Homrighausen walks us through three such canonical conversations, each well researched and beautifully framed in the context of the ‘tree of life’ motif. First, he explores the family tree of Jesus, and the right relationship between Christianity, Jews and Judaism. Secondly, he tackles the ‘Tree of Knowledge, Tree of Life’, and the ways in which women, Wisdom, and gender enter the conversation. Thirdly, Homrighausen welcomes us into a discourse on ‘Every Living Tree’, considering the ways in which The Saint John’s Bible promotes creation care.
At first, I really struggled with the fact that Homrighausen, in choosing a title such as Illuminating Justice, seemed to ignore, or not specifically address, some of the core tenants of Catholic Social Teaching, and more broadly the tradition of Christian social thought overall. There is, for instance, no discussion of the preferential option for the poor here, or a specific undertaking to consider poverty directly. Nor does the book address current hot-button issues such as immigration, abortion, health care, racism, or the death penalty. As a ‘social justice Catholic’, I found this to be quite disappointing.
However, as I continued to read and reconsider Homrighausen’s choices, I realized that in many ways he was embodying the intentional creation of space alluded to above. And, through his focus on interfaith dialogue, women, and creation, he opens the door for the consideration of other topics, both through those three themes and through one’s own reflection and practice of visio divina, which The Saint John’s Bible offers us. Like the familiar and ancient practice of lectio divina, visio divina is a prayerful way of approaching a text; in the case of an illuminated Bible, the texts in play are the images, or illuminations. The visio divina process has six steps: listening and meditating on Scripture, seeing with eyes of faith as you gaze on a particular illumination, praying to God, contemplating the Spirit’s movements, and reflecting on how you might further become Christ-like because of the reflection. 
Thus, Homrighausen provides the opportunity to consider poverty through the women featured in The Saint John’s Bible and the way gender is presented throughout the project. The same could be true for other examples of our time, for instance, how immigration is viewed by reflecting on the beauty and complexity of God’s creation, or how we might find common ground in our public life by reflecting on the ways in which interfaith dialogue is addressed.

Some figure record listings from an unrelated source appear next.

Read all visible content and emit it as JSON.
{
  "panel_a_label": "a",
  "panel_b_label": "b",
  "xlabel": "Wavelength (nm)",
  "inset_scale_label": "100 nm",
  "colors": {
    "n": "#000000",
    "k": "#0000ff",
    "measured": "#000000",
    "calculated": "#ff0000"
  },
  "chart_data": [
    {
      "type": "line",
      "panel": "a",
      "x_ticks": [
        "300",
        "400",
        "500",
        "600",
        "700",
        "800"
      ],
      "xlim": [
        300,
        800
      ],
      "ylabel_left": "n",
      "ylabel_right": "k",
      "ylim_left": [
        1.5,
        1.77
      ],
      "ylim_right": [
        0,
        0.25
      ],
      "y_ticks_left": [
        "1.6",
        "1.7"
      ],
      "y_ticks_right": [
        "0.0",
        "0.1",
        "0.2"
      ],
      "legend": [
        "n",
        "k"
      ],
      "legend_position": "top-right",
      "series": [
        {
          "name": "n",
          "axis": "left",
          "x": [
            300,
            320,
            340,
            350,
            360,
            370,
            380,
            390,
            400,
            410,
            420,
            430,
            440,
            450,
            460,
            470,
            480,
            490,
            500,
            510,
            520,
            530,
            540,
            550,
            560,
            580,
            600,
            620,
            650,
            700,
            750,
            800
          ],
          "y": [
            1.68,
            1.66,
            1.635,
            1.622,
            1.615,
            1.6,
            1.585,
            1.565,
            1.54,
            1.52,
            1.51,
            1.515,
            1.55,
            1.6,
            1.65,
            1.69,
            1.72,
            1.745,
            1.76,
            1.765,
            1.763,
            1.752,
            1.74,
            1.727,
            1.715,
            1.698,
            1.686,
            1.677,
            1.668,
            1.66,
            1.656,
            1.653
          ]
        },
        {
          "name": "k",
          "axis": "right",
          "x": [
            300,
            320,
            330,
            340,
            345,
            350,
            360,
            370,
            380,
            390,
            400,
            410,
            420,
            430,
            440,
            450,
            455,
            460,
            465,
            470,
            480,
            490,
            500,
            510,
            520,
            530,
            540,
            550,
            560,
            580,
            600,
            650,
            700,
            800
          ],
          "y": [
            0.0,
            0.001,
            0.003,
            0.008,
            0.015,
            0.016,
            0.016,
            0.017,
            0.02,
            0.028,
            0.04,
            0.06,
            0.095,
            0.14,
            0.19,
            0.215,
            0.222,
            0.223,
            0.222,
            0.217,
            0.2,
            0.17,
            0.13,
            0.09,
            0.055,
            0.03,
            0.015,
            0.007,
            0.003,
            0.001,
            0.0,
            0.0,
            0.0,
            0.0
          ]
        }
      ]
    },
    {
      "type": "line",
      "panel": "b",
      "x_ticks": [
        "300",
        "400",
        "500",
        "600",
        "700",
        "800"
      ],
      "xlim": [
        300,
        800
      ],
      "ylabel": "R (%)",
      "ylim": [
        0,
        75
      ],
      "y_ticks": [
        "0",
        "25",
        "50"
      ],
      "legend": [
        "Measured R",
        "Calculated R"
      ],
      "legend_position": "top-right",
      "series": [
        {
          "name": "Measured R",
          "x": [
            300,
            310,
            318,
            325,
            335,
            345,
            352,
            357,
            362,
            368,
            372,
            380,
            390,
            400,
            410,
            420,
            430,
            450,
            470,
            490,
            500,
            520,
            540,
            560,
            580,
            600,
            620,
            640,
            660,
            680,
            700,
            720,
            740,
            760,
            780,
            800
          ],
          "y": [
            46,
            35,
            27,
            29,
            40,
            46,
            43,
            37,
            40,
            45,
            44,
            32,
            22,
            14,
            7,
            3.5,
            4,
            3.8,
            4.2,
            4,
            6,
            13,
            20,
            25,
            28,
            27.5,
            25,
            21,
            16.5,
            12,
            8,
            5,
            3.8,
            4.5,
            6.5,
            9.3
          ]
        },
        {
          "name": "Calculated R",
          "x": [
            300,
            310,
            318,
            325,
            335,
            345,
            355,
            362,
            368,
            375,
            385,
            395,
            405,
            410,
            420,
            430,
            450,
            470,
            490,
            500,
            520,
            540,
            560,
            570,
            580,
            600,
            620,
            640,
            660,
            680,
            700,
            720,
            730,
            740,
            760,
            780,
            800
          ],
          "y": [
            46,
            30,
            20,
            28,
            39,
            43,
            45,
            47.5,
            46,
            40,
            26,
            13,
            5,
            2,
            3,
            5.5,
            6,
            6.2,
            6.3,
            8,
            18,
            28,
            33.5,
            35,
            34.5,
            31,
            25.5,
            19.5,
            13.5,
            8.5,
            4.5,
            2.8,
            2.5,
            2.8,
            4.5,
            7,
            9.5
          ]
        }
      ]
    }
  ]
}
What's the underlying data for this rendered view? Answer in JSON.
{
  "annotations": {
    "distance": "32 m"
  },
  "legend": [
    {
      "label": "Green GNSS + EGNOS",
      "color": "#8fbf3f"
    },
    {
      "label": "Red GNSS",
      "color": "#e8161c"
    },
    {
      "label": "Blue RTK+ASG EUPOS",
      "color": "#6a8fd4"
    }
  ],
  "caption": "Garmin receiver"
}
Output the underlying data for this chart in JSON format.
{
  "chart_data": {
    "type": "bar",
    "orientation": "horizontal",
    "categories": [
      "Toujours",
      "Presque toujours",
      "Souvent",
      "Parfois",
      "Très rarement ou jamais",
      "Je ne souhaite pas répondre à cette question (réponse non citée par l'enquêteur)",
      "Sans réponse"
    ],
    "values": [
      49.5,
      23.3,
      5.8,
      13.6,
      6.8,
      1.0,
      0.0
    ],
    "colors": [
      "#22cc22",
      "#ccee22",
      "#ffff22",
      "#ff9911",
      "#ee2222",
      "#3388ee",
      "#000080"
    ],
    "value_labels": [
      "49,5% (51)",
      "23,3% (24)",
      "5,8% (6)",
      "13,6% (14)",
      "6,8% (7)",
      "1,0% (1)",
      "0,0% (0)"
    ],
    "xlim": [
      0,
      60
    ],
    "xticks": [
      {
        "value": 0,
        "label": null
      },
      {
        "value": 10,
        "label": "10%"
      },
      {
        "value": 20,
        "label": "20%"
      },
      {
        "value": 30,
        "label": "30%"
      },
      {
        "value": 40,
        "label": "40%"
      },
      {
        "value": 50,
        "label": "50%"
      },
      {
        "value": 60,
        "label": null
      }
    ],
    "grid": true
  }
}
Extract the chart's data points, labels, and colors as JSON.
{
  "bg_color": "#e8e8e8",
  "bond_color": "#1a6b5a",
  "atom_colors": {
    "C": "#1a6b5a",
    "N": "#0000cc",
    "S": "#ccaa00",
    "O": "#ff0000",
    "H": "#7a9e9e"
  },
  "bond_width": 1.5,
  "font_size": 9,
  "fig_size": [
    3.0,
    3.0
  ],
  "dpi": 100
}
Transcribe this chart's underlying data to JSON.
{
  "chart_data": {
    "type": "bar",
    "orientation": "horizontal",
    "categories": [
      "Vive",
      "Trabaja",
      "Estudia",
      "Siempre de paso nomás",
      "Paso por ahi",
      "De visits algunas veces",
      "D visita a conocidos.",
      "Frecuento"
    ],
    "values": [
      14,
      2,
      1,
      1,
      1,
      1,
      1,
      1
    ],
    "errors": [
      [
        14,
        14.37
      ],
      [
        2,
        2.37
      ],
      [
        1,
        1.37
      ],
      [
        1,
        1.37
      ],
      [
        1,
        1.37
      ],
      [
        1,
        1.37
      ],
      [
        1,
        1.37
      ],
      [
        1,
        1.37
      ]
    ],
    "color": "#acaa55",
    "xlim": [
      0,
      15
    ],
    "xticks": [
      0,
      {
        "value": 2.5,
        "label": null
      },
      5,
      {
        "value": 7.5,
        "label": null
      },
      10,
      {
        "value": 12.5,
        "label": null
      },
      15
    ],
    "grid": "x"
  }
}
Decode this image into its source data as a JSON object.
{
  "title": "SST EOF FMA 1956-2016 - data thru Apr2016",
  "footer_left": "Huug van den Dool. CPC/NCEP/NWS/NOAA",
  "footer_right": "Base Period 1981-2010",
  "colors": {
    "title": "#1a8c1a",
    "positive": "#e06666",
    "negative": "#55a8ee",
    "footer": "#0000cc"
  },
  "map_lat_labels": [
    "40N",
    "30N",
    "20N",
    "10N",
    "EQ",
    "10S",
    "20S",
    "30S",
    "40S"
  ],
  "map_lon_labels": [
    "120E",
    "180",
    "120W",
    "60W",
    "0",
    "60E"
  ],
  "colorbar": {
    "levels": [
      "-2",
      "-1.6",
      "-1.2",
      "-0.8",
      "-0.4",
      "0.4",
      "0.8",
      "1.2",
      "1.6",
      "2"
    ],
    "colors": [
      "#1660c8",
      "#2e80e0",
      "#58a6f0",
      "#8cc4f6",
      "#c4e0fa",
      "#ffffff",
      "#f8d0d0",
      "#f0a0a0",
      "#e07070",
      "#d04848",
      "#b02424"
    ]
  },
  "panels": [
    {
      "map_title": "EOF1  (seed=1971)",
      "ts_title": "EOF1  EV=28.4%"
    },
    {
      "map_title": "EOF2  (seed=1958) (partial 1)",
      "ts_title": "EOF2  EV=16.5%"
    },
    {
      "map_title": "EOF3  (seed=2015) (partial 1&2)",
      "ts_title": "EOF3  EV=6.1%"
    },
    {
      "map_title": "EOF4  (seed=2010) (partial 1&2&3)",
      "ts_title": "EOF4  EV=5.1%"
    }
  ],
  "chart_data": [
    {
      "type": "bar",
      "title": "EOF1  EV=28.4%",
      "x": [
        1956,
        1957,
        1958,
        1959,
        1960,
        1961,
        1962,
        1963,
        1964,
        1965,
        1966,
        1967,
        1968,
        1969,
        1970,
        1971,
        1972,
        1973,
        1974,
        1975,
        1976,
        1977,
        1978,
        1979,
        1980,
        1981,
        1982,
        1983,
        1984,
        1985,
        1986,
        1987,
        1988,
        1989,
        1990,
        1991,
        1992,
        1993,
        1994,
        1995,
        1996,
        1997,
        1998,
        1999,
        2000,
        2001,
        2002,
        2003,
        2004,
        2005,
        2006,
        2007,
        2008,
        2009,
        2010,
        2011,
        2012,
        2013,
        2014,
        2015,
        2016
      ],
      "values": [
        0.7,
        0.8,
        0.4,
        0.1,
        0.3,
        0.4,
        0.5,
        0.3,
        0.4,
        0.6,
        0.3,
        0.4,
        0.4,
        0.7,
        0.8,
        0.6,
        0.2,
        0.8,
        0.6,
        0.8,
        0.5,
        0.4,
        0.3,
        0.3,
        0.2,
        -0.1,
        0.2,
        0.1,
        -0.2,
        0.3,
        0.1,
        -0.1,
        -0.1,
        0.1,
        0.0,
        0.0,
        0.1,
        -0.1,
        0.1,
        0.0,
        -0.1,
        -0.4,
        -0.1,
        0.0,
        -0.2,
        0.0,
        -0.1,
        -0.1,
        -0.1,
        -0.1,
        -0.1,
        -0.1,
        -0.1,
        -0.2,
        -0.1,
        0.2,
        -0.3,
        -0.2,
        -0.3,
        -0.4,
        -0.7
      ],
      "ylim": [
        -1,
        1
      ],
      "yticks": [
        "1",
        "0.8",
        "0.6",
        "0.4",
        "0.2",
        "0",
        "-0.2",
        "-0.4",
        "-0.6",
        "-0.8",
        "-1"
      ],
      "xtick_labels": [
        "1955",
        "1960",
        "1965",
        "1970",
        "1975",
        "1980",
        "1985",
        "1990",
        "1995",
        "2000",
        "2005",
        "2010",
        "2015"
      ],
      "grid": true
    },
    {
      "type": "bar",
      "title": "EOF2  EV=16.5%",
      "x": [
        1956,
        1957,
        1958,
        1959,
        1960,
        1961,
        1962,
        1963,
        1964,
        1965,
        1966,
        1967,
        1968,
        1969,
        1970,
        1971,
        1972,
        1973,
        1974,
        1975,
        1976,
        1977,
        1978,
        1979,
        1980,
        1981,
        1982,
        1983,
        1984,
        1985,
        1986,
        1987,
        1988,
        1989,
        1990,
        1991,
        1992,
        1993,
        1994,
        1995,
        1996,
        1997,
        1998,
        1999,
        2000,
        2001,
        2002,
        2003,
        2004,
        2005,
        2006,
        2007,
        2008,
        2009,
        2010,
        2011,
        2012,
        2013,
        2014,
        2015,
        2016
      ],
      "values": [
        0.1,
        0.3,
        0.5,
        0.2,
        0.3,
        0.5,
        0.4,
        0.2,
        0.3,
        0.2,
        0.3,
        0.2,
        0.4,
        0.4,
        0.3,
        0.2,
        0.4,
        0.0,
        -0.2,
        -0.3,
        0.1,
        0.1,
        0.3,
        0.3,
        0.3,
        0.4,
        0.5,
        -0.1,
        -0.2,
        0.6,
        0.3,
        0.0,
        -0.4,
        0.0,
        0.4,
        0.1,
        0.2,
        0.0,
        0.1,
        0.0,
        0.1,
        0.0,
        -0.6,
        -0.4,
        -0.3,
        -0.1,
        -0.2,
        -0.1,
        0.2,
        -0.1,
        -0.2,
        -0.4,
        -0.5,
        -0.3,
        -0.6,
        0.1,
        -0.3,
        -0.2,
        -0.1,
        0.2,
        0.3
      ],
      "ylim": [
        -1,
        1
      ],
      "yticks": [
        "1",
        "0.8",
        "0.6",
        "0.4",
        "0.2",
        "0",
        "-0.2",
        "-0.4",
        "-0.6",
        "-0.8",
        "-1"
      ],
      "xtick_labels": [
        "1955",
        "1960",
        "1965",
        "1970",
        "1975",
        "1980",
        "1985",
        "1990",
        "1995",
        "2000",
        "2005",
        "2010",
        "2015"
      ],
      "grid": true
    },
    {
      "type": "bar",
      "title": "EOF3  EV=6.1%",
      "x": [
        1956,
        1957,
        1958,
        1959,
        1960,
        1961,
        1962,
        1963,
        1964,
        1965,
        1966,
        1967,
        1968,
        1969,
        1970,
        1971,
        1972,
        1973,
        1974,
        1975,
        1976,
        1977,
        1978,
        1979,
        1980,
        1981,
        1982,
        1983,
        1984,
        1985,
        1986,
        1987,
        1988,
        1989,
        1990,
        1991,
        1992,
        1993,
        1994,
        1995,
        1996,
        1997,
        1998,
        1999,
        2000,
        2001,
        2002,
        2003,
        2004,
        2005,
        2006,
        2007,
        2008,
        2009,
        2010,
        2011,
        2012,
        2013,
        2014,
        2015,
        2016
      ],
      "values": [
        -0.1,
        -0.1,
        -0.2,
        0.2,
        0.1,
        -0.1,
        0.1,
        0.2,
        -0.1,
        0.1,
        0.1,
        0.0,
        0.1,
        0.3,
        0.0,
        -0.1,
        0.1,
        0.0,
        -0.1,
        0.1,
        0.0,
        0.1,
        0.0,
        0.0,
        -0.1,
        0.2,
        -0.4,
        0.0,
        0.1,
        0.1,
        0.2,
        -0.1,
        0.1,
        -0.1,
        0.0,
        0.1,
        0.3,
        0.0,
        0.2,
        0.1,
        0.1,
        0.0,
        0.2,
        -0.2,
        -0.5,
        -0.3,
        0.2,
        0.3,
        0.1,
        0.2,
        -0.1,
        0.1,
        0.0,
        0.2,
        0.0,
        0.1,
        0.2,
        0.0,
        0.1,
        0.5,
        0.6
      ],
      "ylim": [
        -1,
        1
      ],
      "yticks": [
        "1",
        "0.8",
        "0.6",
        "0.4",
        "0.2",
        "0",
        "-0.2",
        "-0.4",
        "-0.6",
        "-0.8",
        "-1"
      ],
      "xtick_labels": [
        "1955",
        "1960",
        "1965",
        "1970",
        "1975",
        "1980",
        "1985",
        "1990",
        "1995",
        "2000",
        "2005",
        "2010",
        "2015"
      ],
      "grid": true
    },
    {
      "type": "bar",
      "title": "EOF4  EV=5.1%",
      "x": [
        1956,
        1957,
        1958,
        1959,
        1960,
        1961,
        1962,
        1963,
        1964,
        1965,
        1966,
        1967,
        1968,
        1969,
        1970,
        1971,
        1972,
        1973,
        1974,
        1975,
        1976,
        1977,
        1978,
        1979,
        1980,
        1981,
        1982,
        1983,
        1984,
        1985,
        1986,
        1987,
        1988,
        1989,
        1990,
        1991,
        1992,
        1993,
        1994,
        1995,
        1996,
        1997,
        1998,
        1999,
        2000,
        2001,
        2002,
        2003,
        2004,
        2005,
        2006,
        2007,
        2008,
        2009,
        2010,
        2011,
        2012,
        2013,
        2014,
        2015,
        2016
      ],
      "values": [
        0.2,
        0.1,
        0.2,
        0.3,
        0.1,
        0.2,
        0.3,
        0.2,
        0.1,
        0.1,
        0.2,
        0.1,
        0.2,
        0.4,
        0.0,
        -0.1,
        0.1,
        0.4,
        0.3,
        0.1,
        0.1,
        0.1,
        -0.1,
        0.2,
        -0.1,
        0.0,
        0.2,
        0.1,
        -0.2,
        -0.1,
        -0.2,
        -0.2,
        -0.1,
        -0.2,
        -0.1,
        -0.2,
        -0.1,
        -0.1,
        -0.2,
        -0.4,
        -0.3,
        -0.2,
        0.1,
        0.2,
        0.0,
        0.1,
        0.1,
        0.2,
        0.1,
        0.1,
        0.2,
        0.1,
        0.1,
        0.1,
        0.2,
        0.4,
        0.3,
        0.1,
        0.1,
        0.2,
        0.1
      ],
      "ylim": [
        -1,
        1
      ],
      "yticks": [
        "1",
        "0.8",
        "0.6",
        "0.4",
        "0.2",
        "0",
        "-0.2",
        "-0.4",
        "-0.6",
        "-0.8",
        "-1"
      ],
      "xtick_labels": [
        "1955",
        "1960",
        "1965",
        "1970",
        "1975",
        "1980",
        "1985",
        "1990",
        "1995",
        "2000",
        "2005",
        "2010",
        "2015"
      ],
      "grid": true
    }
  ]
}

The opportunities for reflection are indeed limitless, and the invitation ongoing.
Michael Patella, a monk of Saint John’s Abbey and the head of the committee which oversaw the creation of The Saint John’s Bible, writes in the book’s forward, ‘Initially the idea was to do something grand, not simply write a Bible by hand and to include some good artwork’ (ix). Illuminating Justice proves that such a grand idea continues to be realized, and in it Homrighausen provides the space for each of us to be a part of it.